Introducción

El estudio de los trastornos psicosomáticos siempre ha planteado problemas de índole teórico-clínica, que han dado lugar a numerosos estudios y a controversias.

Podríamos definir este tipo de trastorno como la vivencia de los conflictos a través de diversas reacciones somáticas: úlceras, anorexias, cardiopatías, colitis, asma, insomnio, …

Es frecuente la atención en consulta de pacientes que han pasado por una gran cantidad de diagnósticos, exploraciones y tratamientos, sin obtener resultados satisfactorios post-tratamiento.

Cada vez son menos quienes se atreven a mantener una distancia insoslayable entre mente y cuerpo, entre el campo de las emociones y la repercusión que éstas ejercen sobre el organismo humano.

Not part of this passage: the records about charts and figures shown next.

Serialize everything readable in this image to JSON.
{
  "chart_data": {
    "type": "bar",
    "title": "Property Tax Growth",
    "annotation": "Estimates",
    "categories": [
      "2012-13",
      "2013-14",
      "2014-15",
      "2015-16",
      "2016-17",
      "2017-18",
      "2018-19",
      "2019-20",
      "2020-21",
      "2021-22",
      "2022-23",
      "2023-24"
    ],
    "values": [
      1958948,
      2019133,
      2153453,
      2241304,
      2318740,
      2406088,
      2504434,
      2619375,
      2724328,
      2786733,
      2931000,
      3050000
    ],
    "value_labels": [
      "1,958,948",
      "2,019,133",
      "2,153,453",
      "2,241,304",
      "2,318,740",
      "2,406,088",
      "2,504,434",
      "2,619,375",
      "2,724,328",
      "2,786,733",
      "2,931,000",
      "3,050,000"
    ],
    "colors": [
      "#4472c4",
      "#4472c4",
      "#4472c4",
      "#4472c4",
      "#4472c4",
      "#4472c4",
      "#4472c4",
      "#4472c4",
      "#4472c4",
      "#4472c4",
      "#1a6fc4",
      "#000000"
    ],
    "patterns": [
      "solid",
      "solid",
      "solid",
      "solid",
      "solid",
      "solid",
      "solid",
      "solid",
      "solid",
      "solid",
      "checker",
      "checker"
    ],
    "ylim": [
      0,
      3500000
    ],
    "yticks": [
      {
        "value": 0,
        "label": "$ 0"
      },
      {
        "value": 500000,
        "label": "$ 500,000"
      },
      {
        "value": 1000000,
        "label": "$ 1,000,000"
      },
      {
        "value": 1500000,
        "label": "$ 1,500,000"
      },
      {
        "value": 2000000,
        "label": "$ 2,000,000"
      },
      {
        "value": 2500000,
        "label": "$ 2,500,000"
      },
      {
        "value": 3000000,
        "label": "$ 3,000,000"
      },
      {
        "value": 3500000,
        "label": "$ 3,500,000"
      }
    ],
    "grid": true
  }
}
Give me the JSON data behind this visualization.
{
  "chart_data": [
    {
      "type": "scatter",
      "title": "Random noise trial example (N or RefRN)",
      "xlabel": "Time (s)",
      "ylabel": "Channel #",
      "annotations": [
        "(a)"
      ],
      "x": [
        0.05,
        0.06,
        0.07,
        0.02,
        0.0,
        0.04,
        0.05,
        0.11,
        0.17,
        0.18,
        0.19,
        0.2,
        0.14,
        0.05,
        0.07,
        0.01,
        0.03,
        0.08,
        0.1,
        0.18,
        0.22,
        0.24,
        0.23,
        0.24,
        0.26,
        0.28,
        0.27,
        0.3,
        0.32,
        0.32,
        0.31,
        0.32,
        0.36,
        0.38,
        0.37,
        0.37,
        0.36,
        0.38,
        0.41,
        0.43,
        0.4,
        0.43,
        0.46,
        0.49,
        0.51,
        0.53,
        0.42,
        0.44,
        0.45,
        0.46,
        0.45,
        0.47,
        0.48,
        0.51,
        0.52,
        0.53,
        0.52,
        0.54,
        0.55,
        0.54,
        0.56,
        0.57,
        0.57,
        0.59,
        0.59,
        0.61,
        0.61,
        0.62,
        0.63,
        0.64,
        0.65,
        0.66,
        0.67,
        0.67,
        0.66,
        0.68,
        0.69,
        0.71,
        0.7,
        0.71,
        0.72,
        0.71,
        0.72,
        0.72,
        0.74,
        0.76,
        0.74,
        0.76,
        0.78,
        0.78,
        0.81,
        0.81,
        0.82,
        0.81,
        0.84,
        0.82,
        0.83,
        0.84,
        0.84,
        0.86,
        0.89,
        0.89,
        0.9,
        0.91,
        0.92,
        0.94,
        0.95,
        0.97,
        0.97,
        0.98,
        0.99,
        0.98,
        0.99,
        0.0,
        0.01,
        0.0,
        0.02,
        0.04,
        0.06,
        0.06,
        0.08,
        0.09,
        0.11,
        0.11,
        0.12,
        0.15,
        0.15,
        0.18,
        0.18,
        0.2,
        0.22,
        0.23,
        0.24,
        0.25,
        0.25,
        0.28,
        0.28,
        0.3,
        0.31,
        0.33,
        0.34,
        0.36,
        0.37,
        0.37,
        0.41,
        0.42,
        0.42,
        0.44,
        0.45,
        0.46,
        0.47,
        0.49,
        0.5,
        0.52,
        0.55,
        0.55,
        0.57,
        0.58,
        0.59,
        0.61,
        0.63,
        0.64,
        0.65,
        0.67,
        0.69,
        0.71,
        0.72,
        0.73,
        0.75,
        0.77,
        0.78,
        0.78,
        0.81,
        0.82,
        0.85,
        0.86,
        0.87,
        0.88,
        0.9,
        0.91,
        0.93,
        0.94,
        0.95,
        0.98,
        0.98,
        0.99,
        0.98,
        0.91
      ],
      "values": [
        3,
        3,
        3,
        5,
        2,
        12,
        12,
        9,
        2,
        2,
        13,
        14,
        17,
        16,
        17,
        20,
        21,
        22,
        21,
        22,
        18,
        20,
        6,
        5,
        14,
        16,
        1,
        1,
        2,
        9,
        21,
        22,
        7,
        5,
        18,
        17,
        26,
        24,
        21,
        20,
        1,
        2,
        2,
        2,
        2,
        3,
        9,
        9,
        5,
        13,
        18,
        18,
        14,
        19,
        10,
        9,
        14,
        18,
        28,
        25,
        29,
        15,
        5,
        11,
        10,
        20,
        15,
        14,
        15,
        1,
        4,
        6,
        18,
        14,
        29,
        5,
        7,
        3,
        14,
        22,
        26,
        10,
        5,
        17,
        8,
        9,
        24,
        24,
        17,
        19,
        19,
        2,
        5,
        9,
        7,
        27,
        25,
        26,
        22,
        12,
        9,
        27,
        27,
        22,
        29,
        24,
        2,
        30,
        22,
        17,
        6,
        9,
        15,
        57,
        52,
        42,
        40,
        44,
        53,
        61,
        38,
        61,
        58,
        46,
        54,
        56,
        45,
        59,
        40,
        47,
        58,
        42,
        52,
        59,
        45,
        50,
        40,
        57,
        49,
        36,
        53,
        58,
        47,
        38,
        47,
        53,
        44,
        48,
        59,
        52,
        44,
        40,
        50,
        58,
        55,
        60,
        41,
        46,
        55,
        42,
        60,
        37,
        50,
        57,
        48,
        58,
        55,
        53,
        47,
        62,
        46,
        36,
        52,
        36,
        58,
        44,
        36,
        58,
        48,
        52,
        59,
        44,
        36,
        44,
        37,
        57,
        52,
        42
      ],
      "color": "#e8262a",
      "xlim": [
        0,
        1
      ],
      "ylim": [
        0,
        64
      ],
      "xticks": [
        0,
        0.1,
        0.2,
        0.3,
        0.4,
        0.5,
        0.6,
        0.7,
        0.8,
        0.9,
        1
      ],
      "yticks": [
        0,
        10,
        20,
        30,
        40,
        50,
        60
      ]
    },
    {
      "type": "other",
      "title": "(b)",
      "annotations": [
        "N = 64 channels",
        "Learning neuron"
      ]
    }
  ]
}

“Vd. no tiene nada, lo suyo es de los nervios”. Esta frase, tan escuchada en boca de facultativos, suele generar en sus destinatario una sensación de impotencia, de desconcierto; algunos se “resignan” y lo asumen como inevitable; otros, sobre todo si tienen los medios a su alcance, van peregrinando de especialista en especialista buscando una causa física concreta a la que poder atribuir sus dolencias y sufrimientos. Porque, lo que está fuera de toda duda, es que esa persona se queja de algo que realmente le está causando problemas, aunque ese algo no pueda ser detectado ni por radiografía, ni por scanner, ni por ningún otro medio tecnológico al uso.